Pechino - Un chilo di divismo e un quintale di vanità ti possono affondare, soprattutto se sei in una piscina. Anche se sei Federica Pellegrini. Cioè la ragazza dei tacchi a spillo e la recordman del mondo. Ma se ti scrolli la vanità e lasci da parte il divismo per qualche ora, può capitare che Federica Pellegrini torni a filare e si ritrovi ancora senza medaglie, ma con due record del mondo nella borsetta. Federica tigre di carta e tigre feroce. Pellegrini due facce, due razze. Ieri l’abbiamo scoperta così. La razza della campionessa e la faccia della diva che si è aggrappata a tutto pur di non fare un mea culpa.
Alla mattina ha perso la medaglia dei 400 stile libero, affondando come una qualunque, quinta in logorante affanno nelle ultime due vasche, gettando la gara che si meritava avendone anche il record del mondo.
Nel pomeriggio ringhiosa e determinata nei 200 stile libero. Basta leggere per capire: quarta ai 50 metri, prima dai 100 in poi ma sempre otto decimi sotto il record che, poi, è schizzato via nel pazzesco finale. Record (1’55”45) di 7 centesimi sotto il precedente che apparteneva alla cara antipatica, che per lei risponde al cognome Manaudou. Ormai la francese vedrà Federica come la strega cattiva: le ha tolto entrambi i record suoi (200 e 400 stile libero), ieri è affondata più della nostra diva nei 400: ultima, staccatissima e distrutta. Le tigri che si dovevano sbranare sono diventate di carta, lasciando via libera a due inglesi (Adlington, prima, e Jackson, terza) e all’americana Hoff (seconda).

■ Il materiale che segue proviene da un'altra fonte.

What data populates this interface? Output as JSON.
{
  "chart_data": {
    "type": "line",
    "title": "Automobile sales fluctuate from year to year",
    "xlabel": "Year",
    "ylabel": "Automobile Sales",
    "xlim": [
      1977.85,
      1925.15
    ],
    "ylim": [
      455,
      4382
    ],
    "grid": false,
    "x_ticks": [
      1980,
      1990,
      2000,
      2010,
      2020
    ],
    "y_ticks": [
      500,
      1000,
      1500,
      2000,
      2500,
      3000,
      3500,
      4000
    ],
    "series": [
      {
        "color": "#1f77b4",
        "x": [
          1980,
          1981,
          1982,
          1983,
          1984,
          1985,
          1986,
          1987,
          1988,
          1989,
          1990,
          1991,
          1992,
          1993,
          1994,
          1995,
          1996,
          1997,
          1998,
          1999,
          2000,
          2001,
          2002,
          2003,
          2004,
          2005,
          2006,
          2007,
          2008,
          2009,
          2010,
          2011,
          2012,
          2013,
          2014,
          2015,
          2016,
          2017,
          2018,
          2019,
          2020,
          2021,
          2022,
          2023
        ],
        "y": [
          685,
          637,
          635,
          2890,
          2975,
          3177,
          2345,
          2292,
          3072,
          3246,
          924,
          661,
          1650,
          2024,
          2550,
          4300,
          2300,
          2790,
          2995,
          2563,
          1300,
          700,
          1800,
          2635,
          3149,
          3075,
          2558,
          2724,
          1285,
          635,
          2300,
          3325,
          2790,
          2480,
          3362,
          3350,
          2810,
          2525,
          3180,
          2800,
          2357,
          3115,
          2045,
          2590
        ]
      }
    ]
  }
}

Ma nel camaleontismo della Pellegrini, la Manaudou c’entra poco. C’entra, invece, il dietro le quinte, fatto di entourage che pensano troppo a tutto quanto non è nuoto. Castagnetti, il ct che ieri si è ritrovato commosso e in lacrime dopo il record dei 200, alcuni mesi fa se n’era lamentato: non gli piacevano smorfie e amoreggiamenti pubblici fra Federica e il fidanzato, non gli piacevano i troppi fotografi intorno alla piscina, non gli piaceva la diva che si porta dietro il codazzo dei fedelissimi o si lascia blandire e distrarre. Non gli piaceva la ragazza che cercava di cogliere l’attimo che fugge, ma soprattutto nello star system. Preferiva solo l’atleta. Ieri Filippo Magnini parlando in generale, ma non troppo, ha lanciato una frase nel vuoto ad uso e consumo di chi voglia capire: «Nel nuoto le gare si vincono con la testa, deve funzionare sempre».
E la testa di Federica chissà dov’era ieri mattina mentre annaspava nell’acqua. Ed anche dopo. La ragazzina isterica di qualche anno fa avrebbe pianto e scalciato contro il mondo, per quella medaglia inabissata. Lei, invece, era tranquilla, troppo tranquilla. E sicura. «Ho buttato una medaglia, ma non solo per colpa mia. Non siamo abituati a gareggiare di mattina, questo è il problema. E nessuno ci ha messo nelle condizioni di farlo. Qualcosa avrò sbagliato anch’io: forse la tattica. Ma le gambe ci sono: si è visto ieri». Riferimento alla gara del giorno prima nella quale, fino ai 200 metri, era passata sotto il record del modo, salvo frenare. Ecco, la testa di Federica ha ricominciato a funzionare forse da quel momento. Da quell’autocritica che continuava a scontrarsi con quel che le diceva la diva: ma che pensi?
Servivano meno scuse e più realtà. Probabilmente aveva sbagliato di tutto un po’. Castagnetti ha bocciato la tattica dei 400 e rispedito al mittente le critiche sulle gare mattutine. «Mattina o sera non contano per i risultati. Contano solo le prestazioni in acqua. Lei ha sbagliato strategia, deve andare sempre in progressione e non l’ha fatto». Commenti detti in faccia. Per risvegliare la campionessa e addormentare la diva. Ed infatti la tigre di carta ha tirato l’unghiata. Questo record ne fa una delle campionesse italiane più decorate dai tempi, non altrettanto dalle medaglie.
Ad Atene buttò via un oro, ma recuperò un argento. Qui, sotto il record, ancora niente. Ma la buona novella e una replica. «Sono in forma e lo ero anche nei 400. Resto dell’idea che dobbiamo imparare a gareggiare di mattina. E non è una scusa. Ho realizzato un bel primato e non perché l’ho tolto alla Manaudou. Ma perché è bello. Ho un grande pregio: dopo una batosta riesco a risollevarmi e l’ho dimostrato».